In other
respects, his address was gallant, free, and unencumbered either by
pride or ceremony--far remote certainly from the charge either of
haughty coldness or forward impetuosity; and so far his father had
justly freed him from the marked faults which he ascribed to the
manners of the prince and his favourite Buckingham.
While the old earl presented his young acquaintance Lord Glenvarloch
to his son, as one whom he would have him love and honour, Nigel
marked the countenance of Lord Dalgarno closely, to see if he could
detect aught of that secret dislike which the king had, in one of his
broken expostulations, seemed to intimate, as arising from a clashing
of interests betwixt his new friend and the great Buckingham.
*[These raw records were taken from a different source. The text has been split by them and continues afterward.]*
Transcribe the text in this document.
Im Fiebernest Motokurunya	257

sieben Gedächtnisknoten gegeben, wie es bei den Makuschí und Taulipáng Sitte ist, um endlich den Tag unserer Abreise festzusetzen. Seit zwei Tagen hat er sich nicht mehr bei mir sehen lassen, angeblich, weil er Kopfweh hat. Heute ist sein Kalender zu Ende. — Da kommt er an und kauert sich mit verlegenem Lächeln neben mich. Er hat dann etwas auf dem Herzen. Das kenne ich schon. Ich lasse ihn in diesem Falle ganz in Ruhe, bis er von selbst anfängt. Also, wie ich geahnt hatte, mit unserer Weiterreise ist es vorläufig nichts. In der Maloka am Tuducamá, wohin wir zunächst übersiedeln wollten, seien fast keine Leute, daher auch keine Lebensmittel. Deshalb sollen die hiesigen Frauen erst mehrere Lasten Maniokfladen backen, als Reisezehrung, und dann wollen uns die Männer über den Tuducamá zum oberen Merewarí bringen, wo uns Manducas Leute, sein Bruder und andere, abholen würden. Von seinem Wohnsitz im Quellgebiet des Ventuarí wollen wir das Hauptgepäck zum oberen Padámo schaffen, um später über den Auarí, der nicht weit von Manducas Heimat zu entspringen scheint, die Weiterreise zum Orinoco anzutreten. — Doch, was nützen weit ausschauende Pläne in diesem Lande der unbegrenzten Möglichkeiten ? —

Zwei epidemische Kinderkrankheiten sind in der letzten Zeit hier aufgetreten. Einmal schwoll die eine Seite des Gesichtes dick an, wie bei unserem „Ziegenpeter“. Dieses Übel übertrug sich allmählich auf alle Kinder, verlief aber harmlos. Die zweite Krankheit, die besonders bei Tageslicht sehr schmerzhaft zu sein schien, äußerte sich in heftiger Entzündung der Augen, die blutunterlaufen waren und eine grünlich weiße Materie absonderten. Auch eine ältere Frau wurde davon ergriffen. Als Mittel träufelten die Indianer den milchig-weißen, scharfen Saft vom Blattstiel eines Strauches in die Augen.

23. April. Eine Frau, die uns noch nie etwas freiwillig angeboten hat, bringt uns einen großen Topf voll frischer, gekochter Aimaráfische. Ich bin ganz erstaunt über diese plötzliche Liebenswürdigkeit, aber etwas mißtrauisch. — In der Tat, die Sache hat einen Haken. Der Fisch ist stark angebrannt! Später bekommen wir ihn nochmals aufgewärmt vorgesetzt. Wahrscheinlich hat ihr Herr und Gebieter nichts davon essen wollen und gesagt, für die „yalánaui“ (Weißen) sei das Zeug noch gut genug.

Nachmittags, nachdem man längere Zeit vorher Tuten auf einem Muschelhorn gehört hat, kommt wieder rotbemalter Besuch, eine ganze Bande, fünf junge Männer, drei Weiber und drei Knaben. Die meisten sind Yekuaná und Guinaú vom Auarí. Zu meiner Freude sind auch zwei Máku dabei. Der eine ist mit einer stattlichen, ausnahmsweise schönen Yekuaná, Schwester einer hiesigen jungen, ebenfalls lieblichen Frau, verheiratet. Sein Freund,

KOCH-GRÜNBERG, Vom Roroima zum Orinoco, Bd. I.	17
But
nothing of this was visible; on the contrary, Lord Dalgarno received
his new acquaintance with the open frankness and courtesy which makes
conquest at once, when addressed to the feelings of an ingenuous young
man.
It need hardly be told that his open and friendly address met equally
ready and cheerful acceptation from Nigel Olifaunt. For many months,
and while a youth not much above two-and-twenty, he had been
restrained by circumstances from the conversation of his equals. When,
on his father's sudden death, he left the Low Countries for Scotland,
he had found himself involved, to all appearance inextricably, with
the details of the law, all of which threatened to end in the
alienation of the patrimony which should support his hereditary rank.